Dal documento si apprende che Anselmo di Rho, diacono di Santa Maria Jemale, consegna come provvidenza per il suffragio della propria anima 16 lire e mezza a Zulfus Formentus, cano-nico di Santa Tecla; i danari sono impiegati per acquistare un prato di 11 pertiche “iacente ibi ubi dicitur in Prato Marcido” (8).
Nel Comune di Lambrate, all’inizio del Novecento, le campagne a marcita coprono 200 ettari, il 23% della superficie agraria utilizzata. Tra il 1910 ed il 1915, nel bacino irriguo del Lambro, esteso su circa 53.000 ha, la pratica della marcita è diffusa su quasi 2.000 ha, con livelli massimi a San Donato – 174 ha, 25% della S.A.U. – e San Giuliano, 557 ha pari al 20,5% della S.A.U. I decenni successivi registrano un ulteriore incremento sino agli anni 50, con 2.200 ettari circa, a fronte di una superficie complessiva per la Provincia di Milano pari a 9.700 ha.
Da quel momento in tutta l’area di diffusione della marcita si avvia l’inversione di tendenza che, dapprima con lenta progressione, porterà alla sua quasi totale sostituzione con seminativi nei contesti agrari più forti, al prato stabile o all’incolto nelle frange e nei margini di campagna residuali all’edificato.
Nella Valle del Lambro la dinamica evolutiva non è diversa.
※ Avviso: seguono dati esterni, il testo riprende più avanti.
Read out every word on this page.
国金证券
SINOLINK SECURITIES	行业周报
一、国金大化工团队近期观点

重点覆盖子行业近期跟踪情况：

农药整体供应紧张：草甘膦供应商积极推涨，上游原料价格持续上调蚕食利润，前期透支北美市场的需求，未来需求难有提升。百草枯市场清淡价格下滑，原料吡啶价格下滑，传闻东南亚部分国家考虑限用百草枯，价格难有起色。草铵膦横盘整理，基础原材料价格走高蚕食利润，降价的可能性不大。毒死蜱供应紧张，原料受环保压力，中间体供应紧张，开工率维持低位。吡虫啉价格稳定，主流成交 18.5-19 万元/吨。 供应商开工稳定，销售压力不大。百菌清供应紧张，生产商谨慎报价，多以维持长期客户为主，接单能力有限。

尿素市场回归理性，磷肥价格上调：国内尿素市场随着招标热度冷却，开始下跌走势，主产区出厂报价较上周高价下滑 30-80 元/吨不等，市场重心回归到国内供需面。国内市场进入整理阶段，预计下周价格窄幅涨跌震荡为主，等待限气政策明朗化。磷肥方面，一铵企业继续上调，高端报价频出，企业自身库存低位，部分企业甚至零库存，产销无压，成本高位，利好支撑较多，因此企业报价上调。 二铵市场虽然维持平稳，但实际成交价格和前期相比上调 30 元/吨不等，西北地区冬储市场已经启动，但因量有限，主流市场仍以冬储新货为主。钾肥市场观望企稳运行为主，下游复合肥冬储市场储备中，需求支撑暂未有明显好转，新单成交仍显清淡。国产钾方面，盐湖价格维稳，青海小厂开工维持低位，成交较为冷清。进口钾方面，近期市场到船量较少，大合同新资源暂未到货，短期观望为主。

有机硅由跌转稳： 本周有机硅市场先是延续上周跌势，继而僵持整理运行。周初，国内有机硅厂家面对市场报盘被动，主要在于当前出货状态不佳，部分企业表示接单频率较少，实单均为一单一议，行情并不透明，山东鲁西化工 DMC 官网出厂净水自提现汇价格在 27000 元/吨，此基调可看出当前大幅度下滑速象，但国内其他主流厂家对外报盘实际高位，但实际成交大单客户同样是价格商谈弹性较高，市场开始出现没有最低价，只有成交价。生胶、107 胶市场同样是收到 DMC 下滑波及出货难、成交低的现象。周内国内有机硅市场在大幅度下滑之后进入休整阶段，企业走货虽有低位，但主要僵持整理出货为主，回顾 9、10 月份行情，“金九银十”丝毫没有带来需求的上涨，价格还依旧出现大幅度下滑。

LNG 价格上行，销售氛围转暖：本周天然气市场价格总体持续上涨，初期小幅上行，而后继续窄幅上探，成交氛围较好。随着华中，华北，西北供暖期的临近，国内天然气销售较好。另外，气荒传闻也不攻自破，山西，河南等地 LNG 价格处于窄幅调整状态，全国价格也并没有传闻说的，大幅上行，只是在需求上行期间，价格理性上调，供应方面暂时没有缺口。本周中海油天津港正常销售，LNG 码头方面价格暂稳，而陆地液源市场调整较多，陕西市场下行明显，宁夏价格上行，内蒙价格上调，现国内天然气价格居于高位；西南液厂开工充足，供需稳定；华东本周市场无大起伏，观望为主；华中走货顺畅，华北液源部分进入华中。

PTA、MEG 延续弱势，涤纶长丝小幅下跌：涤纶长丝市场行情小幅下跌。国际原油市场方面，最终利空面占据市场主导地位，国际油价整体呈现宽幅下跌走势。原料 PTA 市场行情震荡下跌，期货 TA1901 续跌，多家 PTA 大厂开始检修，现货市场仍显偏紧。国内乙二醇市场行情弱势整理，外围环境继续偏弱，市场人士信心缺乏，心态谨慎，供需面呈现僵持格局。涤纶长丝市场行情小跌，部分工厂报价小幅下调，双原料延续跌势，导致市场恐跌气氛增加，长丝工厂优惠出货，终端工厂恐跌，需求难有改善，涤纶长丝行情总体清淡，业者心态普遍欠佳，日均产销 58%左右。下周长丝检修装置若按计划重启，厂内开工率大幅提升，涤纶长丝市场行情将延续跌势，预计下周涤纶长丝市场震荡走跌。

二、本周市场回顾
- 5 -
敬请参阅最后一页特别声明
Certo è che l’inquinamento del fiume, in un territorio intensamente urbanizzato e soggetto sino a pochi anni fa al progressivo abbassamento degli “aves”, con il conseguente prosciugamento dei fontanili, ha concorso in modo notevole alla diseconomia della marcita, dovuta alla ridotta produzione di fo-raggi o, nei casi più gravi, alla perdita di alcuni sfalci perché l’erba risultava “bruciata” dalla continua sommersione a contatto con sostanze venefiche.
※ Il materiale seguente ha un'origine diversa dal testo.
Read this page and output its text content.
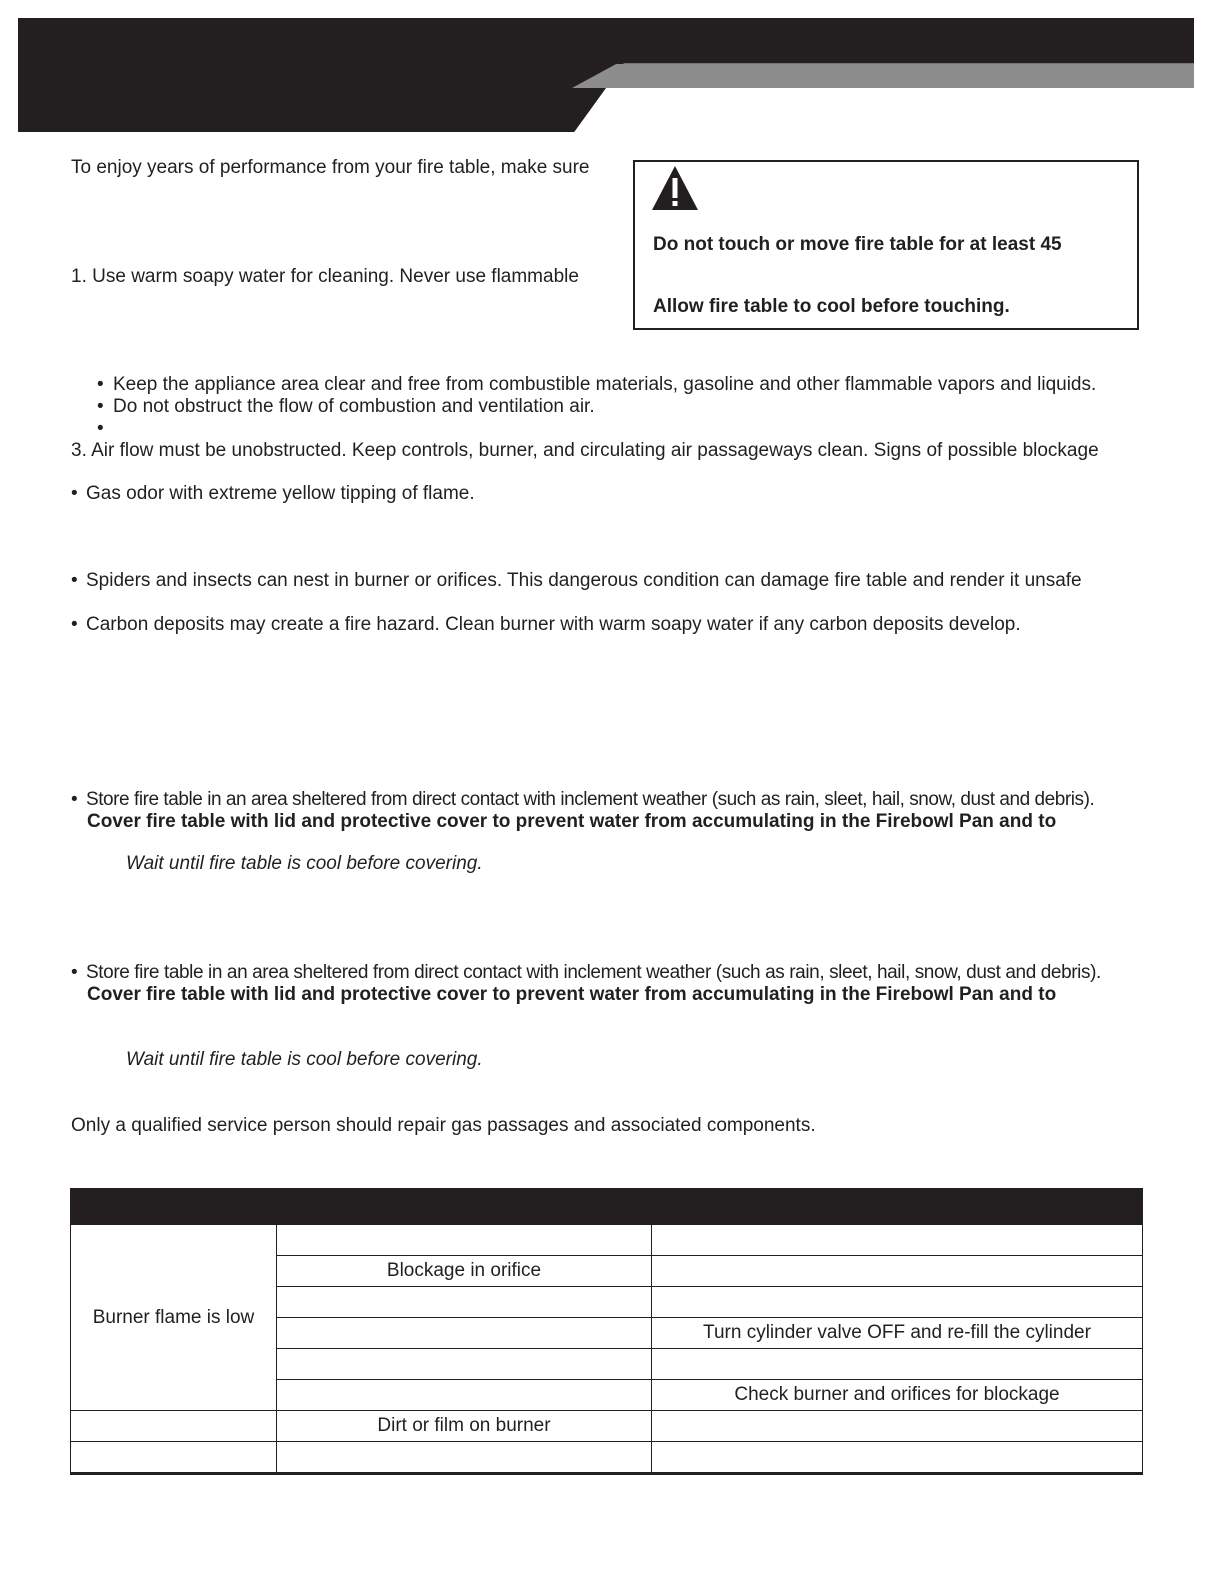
To enjoy years of performance from your fire table, make sure
1. Use warm soapy water for cleaning. Never use flammable
Do not touch or move fire table for at least 45
Allow fire table to cool before touching.
• Keep the appliance area clear and free from combustible materials, gasoline and other flammable vapors and liquids.
• Do not obstruct the flow of combustion and ventilation air.
•
3. Air flow must be unobstructed. Keep controls, burner, and circulating air passageways clean. Signs of possible blockage
• Gas odor with extreme yellow tipping of flame.
• Spiders and insects can nest in burner or orifices. This dangerous condition can damage fire table and render it unsafe
• Carbon deposits may create a fire hazard. Clean burner with warm soapy water if any carbon deposits develop.
• Store fire table in an area sheltered from direct contact with inclement weather (such as rain, sleet, hail, snow, dust and debris).
Cover fire table with lid and protective cover to prevent water from accumulating in the Firebowl Pan and to
Wait until fire table is cool before covering.
• Store fire table in an area sheltered from direct contact with inclement weather (such as rain, sleet, hail, snow, dust and debris).
Cover fire table with lid and protective cover to prevent water from accumulating in the Firebowl Pan and to
Wait until fire table is cool before covering.
Only a qualified service person should repair gas passages and associated components.

Burner flame is low		
	Blockage in orifice	

		Turn cylinder valve OFF and re-fill the cylinder

		Check burner and orifices for blockage
	Dirt or film on burner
A fronte dell’abbandono della pratica negli ultimi decenni, e pur in presenza di acque inquinate, la Valle del Lambro ha mantenuto più a lungo un ruolo significativo rispetto al dato provinciale; nella stagione invernale 1986/’87, sono censite marcite su 2115 pertiche, poco più di 138 ettari su un totale provinciale di 695 ettari relativo ai Comuni del Comprensorio Milanese. Per citare soltanto alcuni dati, San Giuliano Milanese con 137 ettari di marcita (5,44 % della S.A.U.) risulta essere il Comune con il maggior valore di superficie in assoluto, con concentrazioni di rilievo per quantità e si-gnificato storico ambientale alla Cascina Carlotta 301 p.m. ( pertica milanese 654.51 mq . n.d.r.) e a Santa Brera (222 p.m.); tra Rocca Brivio e Colturano sono presenti 232 pertiche di marcita “a sguazzo” sulla sponda sinistra del fiume. Alle località Caccialocchia, La Folla (San Giuliano Milanese) e Cascina Resica e Regaina (Mediglia) sono distribuite 200 pertiche di marcita, sia in sponda destra che sinistra.
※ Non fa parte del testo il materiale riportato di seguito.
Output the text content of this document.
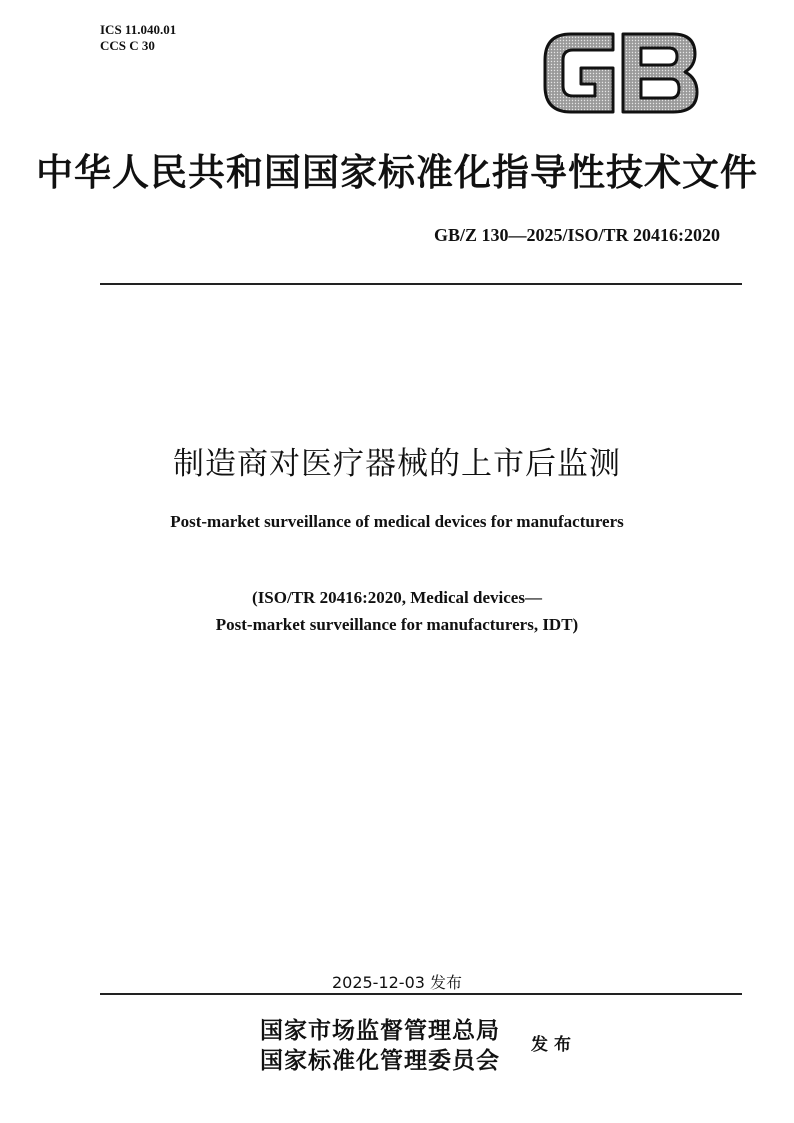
ICS 11.040.01
CCS C 30
中华人民共和国国家标准化指导性技术文件
GB/Z 130—2025/ISO/TR 20416:2020
制造商对医疗器械的上市后监测
Post-market surveillance of medical devices for manufacturers
(ISO/TR 20416:2020, Medical devices—
Post-market surveillance for manufacturers, IDT)
2025-12-03 发布
国家市场监督管理总局
国家标准化管理委员会
发布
Più a nord, tra Ponte Lambro (Milano), Linate e Cascina Boscana (Peschiera Borromeo) altre 235 pertiche, la metà delle quali distribuite lungo la sponda sinistra. Nell’area di riferimento, la presenza più a settentrione è registrata al limite della pianura irrigua, a Sesto San Giovanni; qui il continuum edificato che lega la città ai comuni vicini si è allargato a dismisura sino a raggiungere il 95% della superficie territoriale. Una preziosa valenza la presenza di una campagna a marcita di classe unica estesa su 130 pertiche del fondo della Cascina Parpagliona e localizzata all’interno di un meandro del Lambro (9).